La société à fondement politique offre à l’homme une certaine sécurité grâce au minimum de garde publique assuré par l’Etat à travers ses différents organes. Une telle société est plutôt vouée à la productivité intellectuelle et économique. Dans les cercles de l’élite cultivée les esprits s’effleurent, et s’apparentent de plus en plus à l’archétype d’une confrontation ontologique où le «moi» s’ouvre sur l’autre «moi». Il faut dire qu’en principe, tout «moi» recherche la vérité. Aussi bien, la personne vraiment ingénieuse recherche-t-elle le Beau et le Bien, et ne jalouse pas les autres ingénieux. Il advient cependant que le péché s’introduise dans la société des élites intellectuelles et artistiques, et en refroidisse les élans intérieurs.
Seul le renoncement peut vaincre l’ego refermé sur lui-même. Il est vrai que la passion de l’argent est le pire désastre, car l’argent, une fois chéri, endurcit l’homme et lui donne un cœur de pierre. Il perd toute sensibilité et se mure dans son ego. Or le «moi» ne s’ouvre qu’en donnant, et passe dans le monde du «nous». Que l’on s’adonne à un acte volontaire d’appauvrissement, et voici l’autre se présenter à nos yeux comme un bien-aimé. De plus, obliger l’autre d’un accueil généreux nécessite que l’on dispose d’une part de ses petits biens. D’où l’importance de la générosité, à cause du sentiment de privation qu’elle laisse, comme si l’autre nous complétait.

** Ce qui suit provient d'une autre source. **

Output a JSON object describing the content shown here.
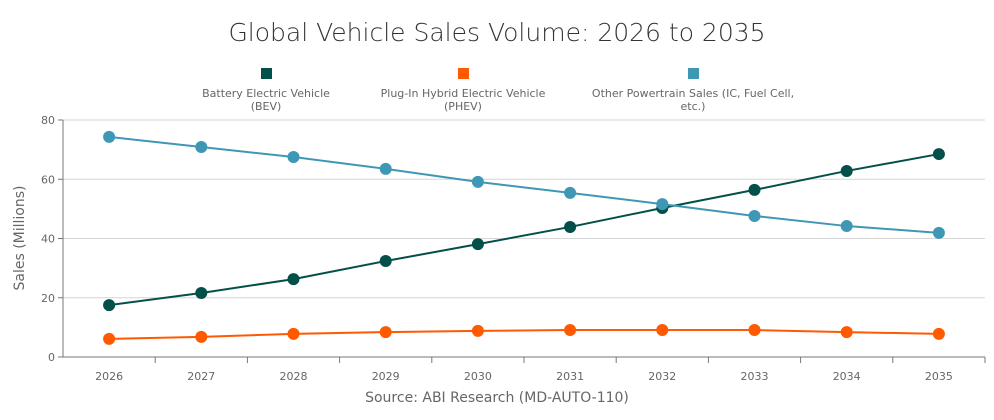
{
  "chart_data": {
    "type": "line",
    "title": "Global Vehicle Sales Volume: 2026 to 2035",
    "xlabel": "",
    "ylabel": "Sales (Millions)",
    "source": "Source: ABI Research (MD-AUTO-110)",
    "categories": [
      "2026",
      "2027",
      "2028",
      "2029",
      "2030",
      "2031",
      "2032",
      "2033",
      "2034",
      "2035"
    ],
    "ylim": [
      0,
      80
    ],
    "yticks": [
      0,
      20,
      40,
      60,
      80
    ],
    "grid": true,
    "legend_position": "top",
    "series": [
      {
        "name": "Battery Electric Vehicle (BEV)",
        "color": "#03504a",
        "values": [
          17.5,
          21.6,
          26.3,
          32.4,
          38.1,
          43.9,
          50.3,
          56.4,
          62.8,
          68.5
        ]
      },
      {
        "name": "Plug-In Hybrid Electric Vehicle (PHEV)",
        "color": "#ff5a00",
        "values": [
          6.1,
          6.8,
          7.8,
          8.4,
          8.8,
          9.1,
          9.1,
          9.1,
          8.4,
          7.8
        ]
      },
      {
        "name": "Other Powertrain Sales (IC, Fuel Cell, etc.)",
        "color": "#3f97b6",
        "values": [
          74.3,
          70.9,
          67.5,
          63.5,
          59.1,
          55.4,
          51.6,
          47.6,
          44.2,
          41.9
        ]
      }
    ]
  }
}
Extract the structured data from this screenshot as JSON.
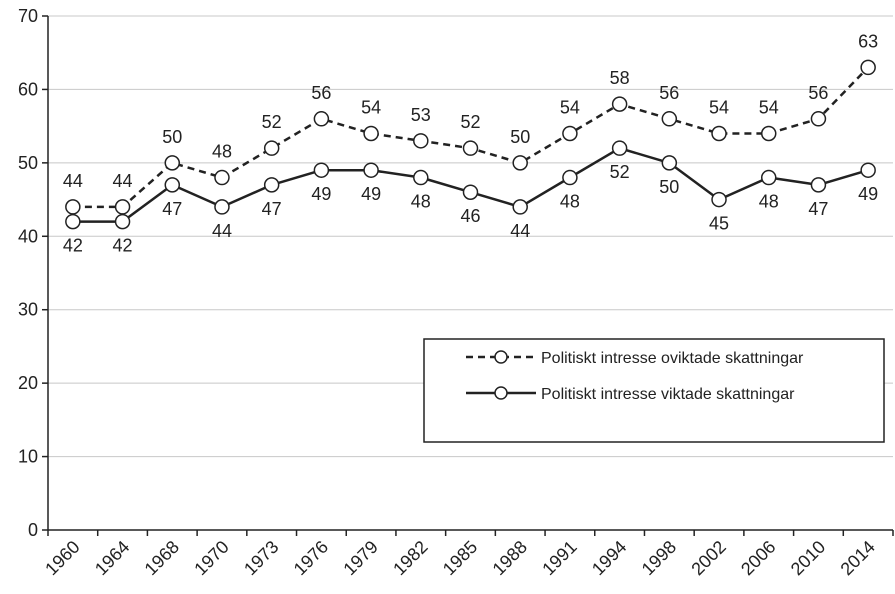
{
  "chart_data": {
    "type": "line",
    "title": "",
    "xlabel": "",
    "ylabel": "",
    "categories": [
      "1960",
      "1964",
      "1968",
      "1970",
      "1973",
      "1976",
      "1979",
      "1982",
      "1985",
      "1988",
      "1991",
      "1994",
      "1998",
      "2002",
      "2006",
      "2010",
      "2014"
    ],
    "ylim": [
      0,
      70
    ],
    "yticks": [
      0,
      10,
      20,
      30,
      40,
      50,
      60,
      70
    ],
    "grid": true,
    "legend_position": "right",
    "series": [
      {
        "name": "Politiskt intresse oviktade skattningar",
        "style": "dashed",
        "values": [
          44,
          44,
          50,
          48,
          52,
          56,
          54,
          53,
          52,
          50,
          54,
          58,
          56,
          54,
          54,
          56,
          63
        ]
      },
      {
        "name": "Politiskt intresse viktade skattningar",
        "style": "solid",
        "values": [
          42,
          42,
          47,
          44,
          47,
          49,
          49,
          48,
          46,
          44,
          48,
          52,
          50,
          45,
          48,
          47,
          49
        ]
      }
    ],
    "colors": {
      "line": "#222222",
      "marker_fill": "#ffffff",
      "grid": "#c8c8c8"
    }
  }
}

En outre, cet argent qu’on possède et pour lequel on s’engoue se dresse aux yeux de l’homme pour l’empêcher de voir les pauvres, ceux-là même que Jésus appelle ses petits frères. Que l’on rejette donc tout ce qui entrave leur vision, tout en sachant que l’argent sert à imposer son pouvoir. L’homme puissant s’imagine être seul dans l’existence, la multitude existant seulement par lui. C’est le type de l’ego refermé sur soi par excellence. Telle est la figure du despote absolu, qui a pour seul souci de se maintenir au pouvoir. Que les gens vivent ou meurent, peu importe. Le despotisme réside dans le fait même que le puissant se convainc d’y trouver la recette de son pouvoir, alors qu’en vérité il ne fait que s’idolâtrer. Le pays aurait beau réussi dans tel ou tel domaine, sur le plan intellectuel, il essuie un échec. D’ailleurs, que règne la peur du régime, et l’appréhension mutuelle dominera les citoyens, car chacun suspectant l’autre de supporter le régime totalitariste.
Théoriquement, l’Etat serait en mesure d’aider l’homme à devenir une source de vie spirituelle. Il pourrait s’humaniser, dans le sens où la personne ressent que l’Etat n’est pas une institution de l’oppression, et qu’il soutient les démunis. La politique devrait faire fi à l’oppression, et maintenir la justice.
Il faudra diriger les efforts vers la métamorphose de la société urbaine en une société de cœurs reliés par une compassion et une tolérance idylliques, dans un esprit de loyauté et de confiance.